2. Analyzing Execution Plans
Step Description: Use the EXPLAIN command to parse the SQL execution path and locate bottlenecks.

  • Check the type Field: If ALL (full table scan) or index (full index scan) appears, it indicates ineffective index utilization.
  • Examine the Extra Field:
    • Using filesort: Sorting is not using an index; ORDER BY needs optimization.
    • Using temporary: A temporary table is used, common in GROUP BY or complex JOIN operations.
    • Using where: Data needs to be retrieved by returning to the table.
  • Focus on the rows Field: When the estimated number of scanned rows is much larger than the returned rows, the index may be ineffective.

3. Index Optimization
Step Description: Adjust indexes based on issues identified in the execution plan.

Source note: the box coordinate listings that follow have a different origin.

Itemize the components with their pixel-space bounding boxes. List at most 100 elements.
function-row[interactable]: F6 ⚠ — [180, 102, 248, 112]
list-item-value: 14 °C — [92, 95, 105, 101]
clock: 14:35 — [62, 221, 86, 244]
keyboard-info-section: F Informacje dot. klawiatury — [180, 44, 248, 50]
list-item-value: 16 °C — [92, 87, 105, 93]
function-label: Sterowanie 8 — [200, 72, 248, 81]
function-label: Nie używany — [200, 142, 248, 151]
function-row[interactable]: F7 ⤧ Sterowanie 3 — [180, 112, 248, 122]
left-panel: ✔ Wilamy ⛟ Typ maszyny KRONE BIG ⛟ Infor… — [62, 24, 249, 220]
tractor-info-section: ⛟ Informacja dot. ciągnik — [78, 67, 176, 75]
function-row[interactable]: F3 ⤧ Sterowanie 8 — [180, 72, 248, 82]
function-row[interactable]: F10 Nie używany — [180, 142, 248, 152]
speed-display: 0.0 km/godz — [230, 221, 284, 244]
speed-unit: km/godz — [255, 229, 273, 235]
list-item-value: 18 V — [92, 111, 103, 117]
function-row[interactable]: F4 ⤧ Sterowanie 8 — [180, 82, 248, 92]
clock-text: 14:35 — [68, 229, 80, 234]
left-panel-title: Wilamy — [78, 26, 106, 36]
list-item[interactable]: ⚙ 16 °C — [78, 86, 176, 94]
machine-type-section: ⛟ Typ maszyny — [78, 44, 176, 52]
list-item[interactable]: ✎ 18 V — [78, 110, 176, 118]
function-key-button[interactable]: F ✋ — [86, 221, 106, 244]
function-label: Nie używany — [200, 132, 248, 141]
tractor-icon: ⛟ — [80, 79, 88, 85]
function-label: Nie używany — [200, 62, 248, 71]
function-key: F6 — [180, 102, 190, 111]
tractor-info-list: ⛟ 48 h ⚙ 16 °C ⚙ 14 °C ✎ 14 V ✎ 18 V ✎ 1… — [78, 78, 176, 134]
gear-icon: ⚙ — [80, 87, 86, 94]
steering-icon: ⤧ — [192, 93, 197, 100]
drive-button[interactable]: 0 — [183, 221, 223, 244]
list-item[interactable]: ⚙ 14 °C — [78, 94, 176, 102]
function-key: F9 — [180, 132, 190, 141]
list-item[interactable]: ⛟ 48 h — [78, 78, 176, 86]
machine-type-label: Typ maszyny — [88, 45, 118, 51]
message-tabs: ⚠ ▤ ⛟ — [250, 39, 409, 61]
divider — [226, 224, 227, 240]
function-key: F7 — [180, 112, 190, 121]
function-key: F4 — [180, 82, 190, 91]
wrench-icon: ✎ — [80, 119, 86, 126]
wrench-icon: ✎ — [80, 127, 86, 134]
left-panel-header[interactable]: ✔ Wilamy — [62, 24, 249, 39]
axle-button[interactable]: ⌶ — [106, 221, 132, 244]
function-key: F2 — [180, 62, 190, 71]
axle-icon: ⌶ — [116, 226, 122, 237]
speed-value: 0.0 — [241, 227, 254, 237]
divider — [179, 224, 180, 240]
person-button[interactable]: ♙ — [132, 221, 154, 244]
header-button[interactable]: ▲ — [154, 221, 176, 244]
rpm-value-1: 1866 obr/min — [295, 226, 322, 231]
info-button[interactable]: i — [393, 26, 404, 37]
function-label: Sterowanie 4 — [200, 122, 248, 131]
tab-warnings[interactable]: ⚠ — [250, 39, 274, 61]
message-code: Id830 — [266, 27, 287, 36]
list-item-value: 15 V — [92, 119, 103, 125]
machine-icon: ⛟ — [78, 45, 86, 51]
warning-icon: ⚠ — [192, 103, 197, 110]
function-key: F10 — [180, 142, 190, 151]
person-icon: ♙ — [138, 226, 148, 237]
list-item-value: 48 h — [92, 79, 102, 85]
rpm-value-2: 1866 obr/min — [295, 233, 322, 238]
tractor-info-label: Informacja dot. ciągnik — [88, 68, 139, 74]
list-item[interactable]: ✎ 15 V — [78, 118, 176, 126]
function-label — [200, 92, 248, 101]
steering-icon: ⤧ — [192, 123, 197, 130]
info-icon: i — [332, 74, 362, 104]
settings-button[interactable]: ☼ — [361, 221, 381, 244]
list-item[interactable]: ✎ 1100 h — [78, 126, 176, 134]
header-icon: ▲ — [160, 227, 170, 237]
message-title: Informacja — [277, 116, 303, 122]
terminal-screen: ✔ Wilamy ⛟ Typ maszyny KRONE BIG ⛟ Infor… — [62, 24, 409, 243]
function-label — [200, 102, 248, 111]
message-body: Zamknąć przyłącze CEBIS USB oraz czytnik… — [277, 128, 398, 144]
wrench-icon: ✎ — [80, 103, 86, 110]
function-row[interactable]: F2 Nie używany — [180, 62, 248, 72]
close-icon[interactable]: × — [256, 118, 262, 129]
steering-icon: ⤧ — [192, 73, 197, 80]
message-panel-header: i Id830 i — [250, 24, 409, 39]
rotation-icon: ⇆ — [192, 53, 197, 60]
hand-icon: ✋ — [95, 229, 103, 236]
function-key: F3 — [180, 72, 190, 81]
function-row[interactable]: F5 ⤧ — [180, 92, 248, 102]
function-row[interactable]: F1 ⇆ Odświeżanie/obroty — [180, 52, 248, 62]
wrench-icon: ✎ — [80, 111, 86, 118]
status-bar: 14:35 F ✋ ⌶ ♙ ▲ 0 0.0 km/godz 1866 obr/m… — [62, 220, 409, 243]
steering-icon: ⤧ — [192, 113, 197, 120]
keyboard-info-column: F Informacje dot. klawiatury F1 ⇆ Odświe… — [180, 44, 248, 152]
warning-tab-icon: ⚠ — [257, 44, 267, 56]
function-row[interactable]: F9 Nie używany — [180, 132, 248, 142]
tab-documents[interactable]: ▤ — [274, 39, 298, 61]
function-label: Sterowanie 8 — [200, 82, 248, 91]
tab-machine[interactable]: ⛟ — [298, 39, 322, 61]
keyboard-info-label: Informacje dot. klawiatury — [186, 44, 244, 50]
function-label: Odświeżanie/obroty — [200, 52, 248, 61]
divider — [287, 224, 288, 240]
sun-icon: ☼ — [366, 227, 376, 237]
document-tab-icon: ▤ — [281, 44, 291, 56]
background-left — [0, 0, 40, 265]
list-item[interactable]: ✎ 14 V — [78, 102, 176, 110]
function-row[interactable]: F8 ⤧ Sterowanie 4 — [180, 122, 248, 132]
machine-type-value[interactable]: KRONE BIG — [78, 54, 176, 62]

  • Avoid Redundant Indexes: For example, a separate index (a) is redundant if a composite index (a, b) already exists.
  • Leftmost Prefix Principle: Composite indexes must be used in field order (e.g., index (a, b) cannot optimize WHERE b=1).
  • Covering Index Optimization: Include SELECT fields in the index as much as possible to avoid table lookups (e.g., when the index includes (a, b), querying SELECT a, b FROM table WHERE a=1 can return data directly from the index).
  • Index Selectivity Principle: Prioritize creating indexes for high-distinctiveness fields (e.g., user ID); indexes on low-distinctiveness fields (e.g., gender) are less effective.

4. SQL Statement Rewriting
Step Description: Eliminate inefficient operations from the writing perspective.

  • Avoid SELECT *: Query only necessary fields to reduce data transfer and memory usage.
  • Use JOIN Instead of Subqueries: Especially correlated subqueries (e.g., WHERE IN subqueries) can easily cause full table scans; using JOIN can leverage indexes.
  • Pagination Optimization: When the offset is large (e.g., LIMIT 10000,10), use WHERE id > 10000 LIMIT 10 to avoid scanning many unnecessary rows.
  • Batch Operations Instead of Loops: For example, use INSERT INTO table VALUES (a1,b1),(a2,b2) instead of multiple single-row inserts.

5. Database Parameter Tuning
Step Description: Adjust configurations to match query characteristics.

  • Adjust Buffer Pool: For example, set innodb_buffer_pool_size to 70%~80% of available memory to improve cache hit rate.
  • Optimize Sorting Configuration: Increase sort_buffer_size to avoid disk temporary tables.
  • Connection Pool Settings: Control the maximum number of connections (max_connections) to prevent excessive concurrency from slowing down overall performance.

6. Architectural-Level Optimization
Step Description: When single-machine optimization reaches its limits, architectural improvements are needed.

  • Read/Write Separation: Route slow queries (e.g., complex report SQL) to read-only replicas to avoid impacting writes on the primary database.
  • Caching Strategy: Add Redis caching for complex queries with unchanged results (e.g., historical data statistics).
  • Data Sharding: Split the database by business (e.g., user database, order database) to reduce single-table data volume.

Summary
Slow query optimization requires a multi-dimensional approach combining monitoring, execution plan analysis, index design, and SQL refactoring. It is an iterative process. In practice, establish a slow query alert mechanism and regularly review high-frequency SQL to systematically improve database performance.